Growing up a Bixby never really meant much to me. At a younger age I felt like an outsider being adopted into the Bixby family by my father. Yes I say father despite the lack of a biological connection because as I've aged I've also educated myself. I can honestly say that NO other man could have done for me what he has. It's not just what he has done for me but who he has been for my family and my mother. She could not have found a better man to stand beside her. It takes one look around at a Bixby reunion to know that I'm the odd one of the bunch. I've lived my life to different beat. Despite all of our differences though I rarely feel like an outsider.
Perhaps I say this now because I see the similarities between my father and I. I also now realize the similarities he and Grandaden share. I see it is a trait or lesson learned or passed down from one to the other, so subtly it could almost be called osmosis. A lesson about trust, respect, compassion, empathy, humility, and love. About being a family despite differences and disputes.
While I was in high school and after more then 50 years of marriage Gramma woke Grandaden one night to tell him that she loved him, their family and their life together and then passed in his arms as he waited. She was an amazing women and I wish only that we could have had much more time with her. She taught me the most important key to happiness; One day she pulled me aside while we were making her super special chocolate chip walnut cookies. Even back then it was noticeable that I was different from the rest of the Bixbys. She told me she didn't care what I did with my life as long as I did the best I could at everything I would do. Grandaden never remarried. Instead when Carl Bixby passed during the winter I spent in Chile he had survived Edith Kenyon by living for more than decade after her passing.
Of all the great lessons Gramma and Grandaden taught me, the greatest was the enormous power that a strong family has to flourish, grow, and support eachother.
Being A Bixby
She rode with the Guachos,
And inspired a passion for persistant perfection.

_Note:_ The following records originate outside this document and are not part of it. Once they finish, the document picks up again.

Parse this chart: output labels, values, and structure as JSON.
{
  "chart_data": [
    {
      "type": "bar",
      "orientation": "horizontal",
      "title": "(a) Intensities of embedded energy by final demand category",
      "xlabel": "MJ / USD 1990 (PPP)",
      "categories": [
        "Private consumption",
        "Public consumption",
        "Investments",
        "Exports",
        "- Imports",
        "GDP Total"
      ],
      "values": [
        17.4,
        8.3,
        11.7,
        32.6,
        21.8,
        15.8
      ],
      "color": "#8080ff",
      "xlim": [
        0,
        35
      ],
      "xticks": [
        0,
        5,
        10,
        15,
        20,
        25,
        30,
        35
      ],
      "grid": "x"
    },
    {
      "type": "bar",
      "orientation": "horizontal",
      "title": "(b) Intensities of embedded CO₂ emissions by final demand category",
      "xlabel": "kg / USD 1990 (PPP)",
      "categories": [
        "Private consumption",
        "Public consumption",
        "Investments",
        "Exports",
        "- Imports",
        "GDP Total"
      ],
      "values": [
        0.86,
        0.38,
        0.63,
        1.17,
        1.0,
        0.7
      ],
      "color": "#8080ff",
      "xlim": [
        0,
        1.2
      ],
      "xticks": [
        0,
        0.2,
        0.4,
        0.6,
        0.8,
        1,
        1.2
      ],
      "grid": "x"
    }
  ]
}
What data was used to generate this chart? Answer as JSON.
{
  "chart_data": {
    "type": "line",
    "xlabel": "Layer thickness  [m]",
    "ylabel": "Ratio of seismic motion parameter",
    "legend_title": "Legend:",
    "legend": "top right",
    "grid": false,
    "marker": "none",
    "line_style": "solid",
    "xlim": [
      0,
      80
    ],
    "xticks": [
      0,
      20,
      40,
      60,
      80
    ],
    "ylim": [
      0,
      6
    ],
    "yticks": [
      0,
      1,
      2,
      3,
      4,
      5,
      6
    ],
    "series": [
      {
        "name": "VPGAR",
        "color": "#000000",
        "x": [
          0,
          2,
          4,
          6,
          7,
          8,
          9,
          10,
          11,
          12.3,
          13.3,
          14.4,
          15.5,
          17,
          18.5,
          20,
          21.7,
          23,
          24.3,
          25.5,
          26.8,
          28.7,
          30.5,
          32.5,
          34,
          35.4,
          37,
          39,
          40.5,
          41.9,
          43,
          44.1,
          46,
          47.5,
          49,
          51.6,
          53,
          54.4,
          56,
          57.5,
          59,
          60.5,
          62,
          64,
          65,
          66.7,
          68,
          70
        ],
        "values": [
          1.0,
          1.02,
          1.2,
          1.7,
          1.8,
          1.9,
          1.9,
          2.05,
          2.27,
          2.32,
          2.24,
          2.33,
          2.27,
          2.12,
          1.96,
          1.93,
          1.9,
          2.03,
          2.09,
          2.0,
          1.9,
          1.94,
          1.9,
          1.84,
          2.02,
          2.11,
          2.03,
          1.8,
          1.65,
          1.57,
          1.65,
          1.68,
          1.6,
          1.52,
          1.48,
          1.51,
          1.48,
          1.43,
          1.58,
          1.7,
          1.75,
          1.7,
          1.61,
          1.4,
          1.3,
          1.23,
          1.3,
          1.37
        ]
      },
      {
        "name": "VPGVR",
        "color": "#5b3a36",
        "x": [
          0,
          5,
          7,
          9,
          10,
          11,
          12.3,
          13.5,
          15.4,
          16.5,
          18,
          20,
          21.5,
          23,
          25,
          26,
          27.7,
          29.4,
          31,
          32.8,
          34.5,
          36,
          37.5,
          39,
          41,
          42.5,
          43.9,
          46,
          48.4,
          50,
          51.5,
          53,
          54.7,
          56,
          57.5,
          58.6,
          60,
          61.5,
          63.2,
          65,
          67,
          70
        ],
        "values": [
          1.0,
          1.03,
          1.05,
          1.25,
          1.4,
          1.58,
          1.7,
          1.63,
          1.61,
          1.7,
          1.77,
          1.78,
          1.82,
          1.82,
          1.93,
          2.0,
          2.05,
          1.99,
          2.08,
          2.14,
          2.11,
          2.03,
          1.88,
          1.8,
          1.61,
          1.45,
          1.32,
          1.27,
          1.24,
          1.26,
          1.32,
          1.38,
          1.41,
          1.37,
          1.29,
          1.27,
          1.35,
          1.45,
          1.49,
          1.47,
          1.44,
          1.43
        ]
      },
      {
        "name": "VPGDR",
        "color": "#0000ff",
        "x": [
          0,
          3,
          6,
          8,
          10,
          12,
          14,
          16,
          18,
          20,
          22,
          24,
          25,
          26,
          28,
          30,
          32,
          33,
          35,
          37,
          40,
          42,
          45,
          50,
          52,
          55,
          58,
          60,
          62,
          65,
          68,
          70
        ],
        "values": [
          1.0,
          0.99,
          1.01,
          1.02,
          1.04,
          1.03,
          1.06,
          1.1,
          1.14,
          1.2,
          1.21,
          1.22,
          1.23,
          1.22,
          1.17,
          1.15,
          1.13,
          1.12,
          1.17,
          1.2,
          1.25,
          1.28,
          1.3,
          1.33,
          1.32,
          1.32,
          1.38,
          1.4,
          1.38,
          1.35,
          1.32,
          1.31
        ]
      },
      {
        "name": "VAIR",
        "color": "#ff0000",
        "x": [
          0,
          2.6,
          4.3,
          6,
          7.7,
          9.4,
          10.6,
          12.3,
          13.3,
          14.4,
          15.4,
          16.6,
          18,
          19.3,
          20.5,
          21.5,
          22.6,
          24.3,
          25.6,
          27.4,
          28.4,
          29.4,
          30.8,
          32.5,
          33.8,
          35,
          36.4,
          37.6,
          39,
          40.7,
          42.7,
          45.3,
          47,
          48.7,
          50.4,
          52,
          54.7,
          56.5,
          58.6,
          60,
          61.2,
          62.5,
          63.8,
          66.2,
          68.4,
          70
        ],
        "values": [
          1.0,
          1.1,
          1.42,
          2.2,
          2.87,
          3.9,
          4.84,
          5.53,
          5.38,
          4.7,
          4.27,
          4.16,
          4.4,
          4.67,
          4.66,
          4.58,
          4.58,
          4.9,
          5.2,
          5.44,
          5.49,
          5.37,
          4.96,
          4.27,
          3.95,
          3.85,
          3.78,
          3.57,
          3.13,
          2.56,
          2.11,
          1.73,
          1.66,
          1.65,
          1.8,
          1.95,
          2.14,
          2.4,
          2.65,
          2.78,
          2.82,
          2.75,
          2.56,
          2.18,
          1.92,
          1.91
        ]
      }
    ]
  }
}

He dreamed of sailing seas,
And taught dedication to daily duties.
Together their garden bloomed with love,
And cultivated a tree stronder then any storm,
Heartier then any festive feast
That they themselves prepared,
And more bountiful then the falls dire harvest.
For generations that follow
I know I'll swallow
And savor like a fine wine
The love and acceptance of a family divine.
Together afain her, his whole.
Find the tide that takes you back to her ride.
It's meant the world that we yet to unfold.
Thank you Gramma and Grandaden. I'm trying.